Flying without limits
Paraplegic pilot proves there are no limits except the ones you put on yourself
RENO, Nev. (KOLO) - For Justin Meaders, flying has been in his blood right from the start.
“My dad had an airplane when I was young, and went for a ride in it when I was about five for the first time and that was it,” he said. “I knew I wanted to fly airplanes.”
He has a competitive streak and says there are two things he cares most about in this world- athletics and airplanes. So it’s no surprise he is one of the top pilots competing in the Formula 1 group in this year’s STHIL National Championship Air Races. He has been competing in the races since 2016. In 2018, he came in first in the Gold Class. In 2019, he came in second.
Meaders says he is going for that top spot again, now that the races have returned.
“I always want to be just a normal pilot that’s out there that I need to prove myself every flight just like everybody else does.”
But Meaders is not your average pilot. In fact, he’s the only one of his kind in the the sport.
“In the racing world I’m the only paraplegic pilot,” he said.
A motorcycle crash when he was 22 left Meaders paralyzed from the waist down. After spending his whole life chasing the next competition, he was suddenly faced with a new reality.
“I knew what I was doing was dangerous, racing motorcycles is dangerous, so I knew that something could happen,” he said. “I really always thought it would be an extreme of broken bones or death.

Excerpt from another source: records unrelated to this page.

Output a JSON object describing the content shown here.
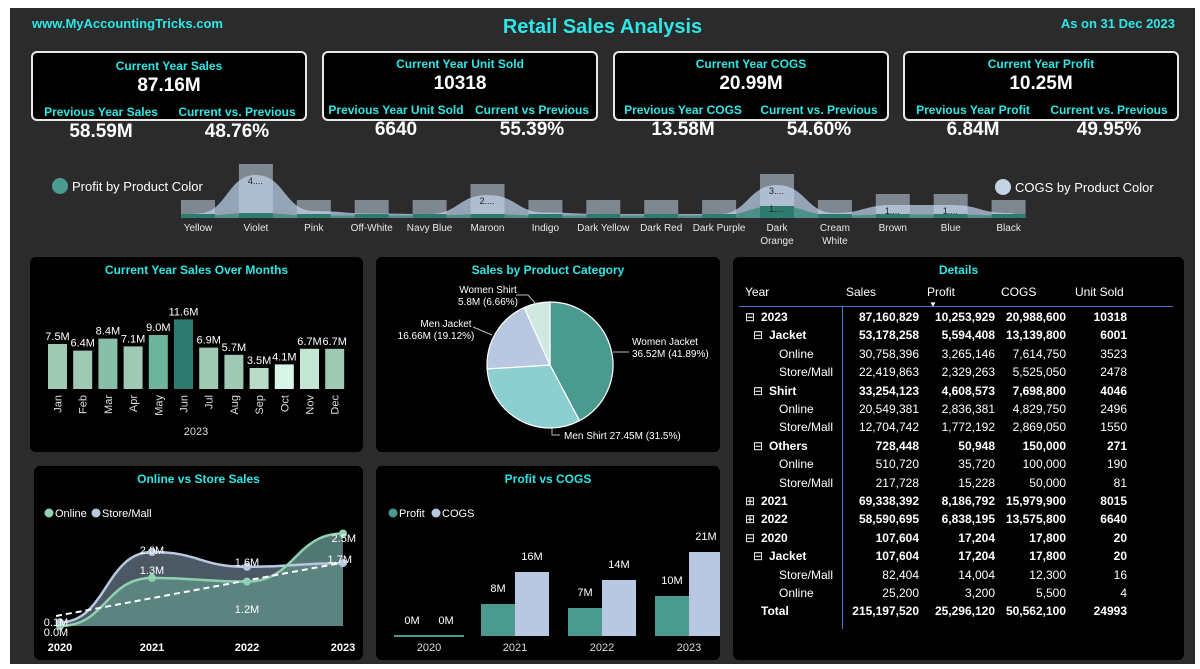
{
  "header": {
    "website": "www.MyAccountingTricks.com",
    "title": "Retail Sales Analysis",
    "as_of": "As on 31 Dec 2023"
  },
  "kpis": [
    {
      "main_label": "Current Year Sales",
      "main_value": "87.16M",
      "prev_label": "Previous Year Sales",
      "prev_value": "58.59M",
      "cmp_label": "Current vs. Previous",
      "cmp_value": "48.76%"
    },
    {
      "main_label": "Current Year Unit Sold",
      "main_value": "10318",
      "prev_label": "Previous Year Unit Sold",
      "prev_value": "6640",
      "cmp_label": "Current vs Previous",
      "cmp_value": "55.39%"
    },
    {
      "main_label": "Current Year COGS",
      "main_value": "20.99M",
      "prev_label": "Previous Year COGS",
      "prev_value": "13.58M",
      "cmp_label": "Current vs. Previous",
      "cmp_value": "54.60%"
    },
    {
      "main_label": "Current Year Profit",
      "main_value": "10.25M",
      "prev_label": "Previous Year Profit",
      "prev_value": "6.84M",
      "cmp_label": "Current vs. Previous",
      "cmp_value": "49.95%"
    }
  ],
  "colors": {
    "accent": "#2ee6e6",
    "teal": "#4a9a90",
    "dark_teal": "#2f6f66",
    "light_blue": "#b8c8e0",
    "pale_green": "#d8f5e8",
    "background": "#2b2b2b",
    "panel": "#000000"
  },
  "chart_data": [
    {
      "type": "area",
      "id": "product_color",
      "legend_left": "Profit by Product Color",
      "legend_right": "COGS by Product Color",
      "categories": [
        "Yellow",
        "Violet",
        "Pink",
        "Off-White",
        "Navy Blue",
        "Maroon",
        "Indigo",
        "Dark Yellow",
        "Dark Red",
        "Dark Purple",
        "Dark Orange",
        "Cream White",
        "Brown",
        "Blue",
        "Black"
      ],
      "cogs": [
        0.15,
        4.0,
        0.4,
        0.15,
        0.1,
        2.0,
        0.25,
        0.1,
        0.1,
        0.1,
        3.0,
        0.2,
        1.0,
        1.0,
        0.2
      ],
      "profit": [
        0.05,
        0.3,
        0.05,
        0.05,
        0.05,
        0.2,
        0.05,
        0.05,
        0.05,
        0.05,
        1.0,
        0.05,
        0.15,
        0.15,
        0.05
      ],
      "labels": [
        {
          "index": 1,
          "text": "4...."
        },
        {
          "index": 5,
          "text": "2...."
        },
        {
          "index": 10,
          "text": "3...."
        },
        {
          "index": 10,
          "text": "1...."
        },
        {
          "index": 12,
          "text": "1...."
        },
        {
          "index": 13,
          "text": "1...."
        }
      ]
    },
    {
      "type": "bar",
      "id": "monthly_sales",
      "title": "Current Year Sales Over Months",
      "xlabel": "2023",
      "categories": [
        "Jan",
        "Feb",
        "Mar",
        "Apr",
        "May",
        "Jun",
        "Jul",
        "Aug",
        "Sep",
        "Oct",
        "Nov",
        "Dec"
      ],
      "values": [
        7.5,
        6.4,
        8.4,
        7.1,
        9.0,
        11.6,
        6.9,
        5.7,
        3.5,
        4.1,
        6.7,
        6.7
      ],
      "value_labels": [
        "7.5M",
        "6.4M",
        "8.4M",
        "7.1M",
        "9.0M",
        "11.6M",
        "6.9M",
        "5.7M",
        "3.5M",
        "4.1M",
        "6.7M",
        "6.7M"
      ],
      "ylim": [
        0,
        12
      ]
    },
    {
      "type": "pie",
      "id": "category_sales",
      "title": "Sales by Product Category",
      "slices": [
        {
          "name": "Women Jacket",
          "value": 36.52,
          "label": "Women Jacket",
          "detail": "36.52M (41.89%)"
        },
        {
          "name": "Men Shirt",
          "value": 27.45,
          "label": "Men Shirt 27.45M (31.5%)",
          "detail": ""
        },
        {
          "name": "Men Jacket",
          "value": 16.66,
          "label": "Men Jacket",
          "detail": "16.66M (19.12%)"
        },
        {
          "name": "Women Shirt",
          "value": 5.8,
          "label": "Women Shirt",
          "detail": "5.8M (6.66%)"
        }
      ]
    },
    {
      "type": "area",
      "id": "online_store",
      "title": "Online vs Store Sales",
      "categories": [
        "2020",
        "2021",
        "2022",
        "2023"
      ],
      "series": [
        {
          "name": "Online",
          "values": [
            0.0,
            1.3,
            1.2,
            2.5
          ],
          "labels": [
            "0.0M",
            "1.3M",
            "1.2M",
            "2.5M"
          ]
        },
        {
          "name": "Store/Mall",
          "values": [
            0.1,
            2.0,
            1.6,
            1.7
          ],
          "labels": [
            "0.1M",
            "2.0M",
            "1.6M",
            "1.7M"
          ]
        }
      ],
      "ylim": [
        0,
        2.6
      ]
    },
    {
      "type": "bar",
      "id": "profit_cogs",
      "title": "Profit vs COGS",
      "categories": [
        "2020",
        "2021",
        "2022",
        "2023"
      ],
      "series": [
        {
          "name": "Profit",
          "values": [
            0.0,
            8,
            7,
            10
          ],
          "labels": [
            "0M",
            "8M",
            "7M",
            "10M"
          ]
        },
        {
          "name": "COGS",
          "values": [
            0.0,
            16,
            14,
            21
          ],
          "labels": [
            "0M",
            "16M",
            "14M",
            "21M"
          ]
        }
      ],
      "ylim": [
        0,
        21
      ]
    },
    {
      "type": "table",
      "id": "details",
      "title": "Details",
      "columns": [
        "Year",
        "Sales",
        "Profit",
        "COGS",
        "Unit Sold"
      ],
      "rows": [
        {
          "level": 0,
          "toggle": "⊟",
          "label": "2023",
          "sales": "87,160,829",
          "profit": "10,253,929",
          "cogs": "20,988,600",
          "units": "10318",
          "bold": true
        },
        {
          "level": 1,
          "toggle": "⊟",
          "label": "Jacket",
          "sales": "53,178,258",
          "profit": "5,594,408",
          "cogs": "13,139,800",
          "units": "6001",
          "bold": true
        },
        {
          "level": 2,
          "toggle": "",
          "label": "Online",
          "sales": "30,758,396",
          "profit": "3,265,146",
          "cogs": "7,614,750",
          "units": "3523",
          "bold": false
        },
        {
          "level": 2,
          "toggle": "",
          "label": "Store/Mall",
          "sales": "22,419,863",
          "profit": "2,329,263",
          "cogs": "5,525,050",
          "units": "2478",
          "bold": false
        },
        {
          "level": 1,
          "toggle": "⊟",
          "label": "Shirt",
          "sales": "33,254,123",
          "profit": "4,608,573",
          "cogs": "7,698,800",
          "units": "4046",
          "bold": true
        },
        {
          "level": 2,
          "toggle": "",
          "label": "Online",
          "sales": "20,549,381",
          "profit": "2,836,381",
          "cogs": "4,829,750",
          "units": "2496",
          "bold": false
        },
        {
          "level": 2,
          "toggle": "",
          "label": "Store/Mall",
          "sales": "12,704,742",
          "profit": "1,772,192",
          "cogs": "2,869,050",
          "units": "1550",
          "bold": false
        },
        {
          "level": 1,
          "toggle": "⊟",
          "label": "Others",
          "sales": "728,448",
          "profit": "50,948",
          "cogs": "150,000",
          "units": "271",
          "bold": true
        },
        {
          "level": 2,
          "toggle": "",
          "label": "Online",
          "sales": "510,720",
          "profit": "35,720",
          "cogs": "100,000",
          "units": "190",
          "bold": false
        },
        {
          "level": 2,
          "toggle": "",
          "label": "Store/Mall",
          "sales": "217,728",
          "profit": "15,228",
          "cogs": "50,000",
          "units": "81",
          "bold": false
        },
        {
          "level": 0,
          "toggle": "⊞",
          "label": "2021",
          "sales": "69,338,392",
          "profit": "8,186,792",
          "cogs": "15,979,900",
          "units": "8015",
          "bold": true
        },
        {
          "level": 0,
          "toggle": "⊞",
          "label": "2022",
          "sales": "58,590,695",
          "profit": "6,838,195",
          "cogs": "13,575,800",
          "units": "6640",
          "bold": true
        },
        {
          "level": 0,
          "toggle": "⊟",
          "label": "2020",
          "sales": "107,604",
          "profit": "17,204",
          "cogs": "17,800",
          "units": "20",
          "bold": true
        },
        {
          "level": 1,
          "toggle": "⊟",
          "label": "Jacket",
          "sales": "107,604",
          "profit": "17,204",
          "cogs": "17,800",
          "units": "20",
          "bold": true
        },
        {
          "level": 2,
          "toggle": "",
          "label": "Store/Mall",
          "sales": "82,404",
          "profit": "14,004",
          "cogs": "12,300",
          "units": "16",
          "bold": false
        },
        {
          "level": 2,
          "toggle": "",
          "label": "Online",
          "sales": "25,200",
          "profit": "3,200",
          "cogs": "5,500",
          "units": "4",
          "bold": false
        },
        {
          "level": 0,
          "toggle": "",
          "label": "Total",
          "sales": "215,197,520",
          "profit": "25,296,120",
          "cogs": "50,562,100",
          "units": "24993",
          "bold": true
        }
      ]
    }
  ]
}
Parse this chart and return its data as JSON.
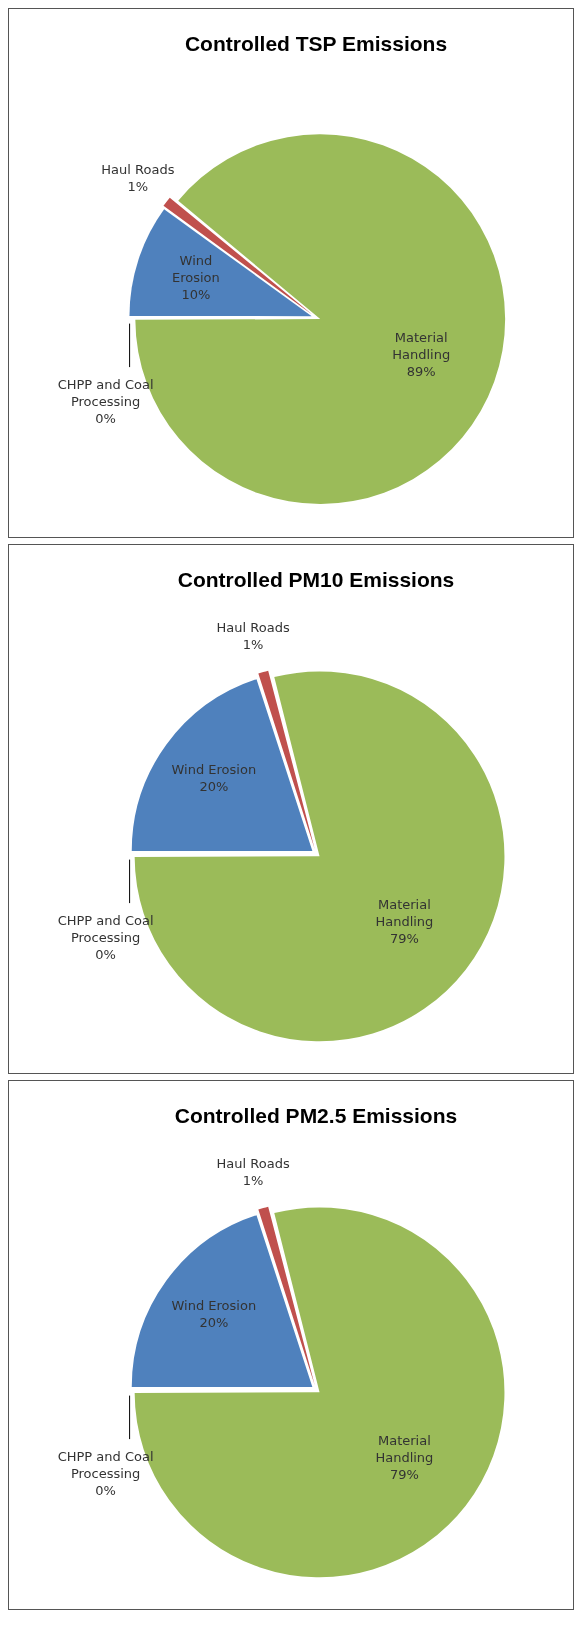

I didn’t really ever think about any of the middle area.”
The crash may have taken the use of his legs, but it didn’t take his drive.
“The doctor came in and told me that I wasn’t going to be able to walk, and all that stuff, and I’m like okay well, give me a wheelchair because I’ve got things to do.”
Meaders began training in human-powered sports, competing in triathlons and even participating on the U.S. paratriathalon team for several years. But there was one thing he thought was gone
“I always wanted to get back to flying but I didn’t even know it was possible.”
Until he met another man who had been in a wheelchair for three decades and spent that entire time flying. Meaders then started his adaptive flying training, using hand controls instead of foot pedals. He even built his own plane he now flies in the races, and named it ‘Limitless’.
And taking flight again gave him a sense of freedom he first felt at 5-years-old flying with his dad.
“As soon as the wheels lift off the ground, you’re completely free of earthly things,” he said. “Once you’re in airplane... the airplane has no idea that you’re a paraplegic pilot. It doesn’t care. So you’re just free to go fly and do whatever you want to do and go wherever you want to go.”
Meaders is proving there’s no limits for those with the will to try and that is the message he hopes to share with others, especially kids.
“Able-bodied kids, disabled kids, whatever, they need to know that they don’t really have limits unless they impose them on themselves. That’s part of the name of the airplane ‘Limitless’. I want them to know if they can like go do whatever they want.”
And taking on new challenges is just another way Meaders continues to live his life.
“Every day I just want to continue moving forward and making progress and whatever progress it is, no matter how tiny it is, gotta always be moving forward.”
You can watch Meaders compete in the Reno Air Races Thursday, Friday and Sunday.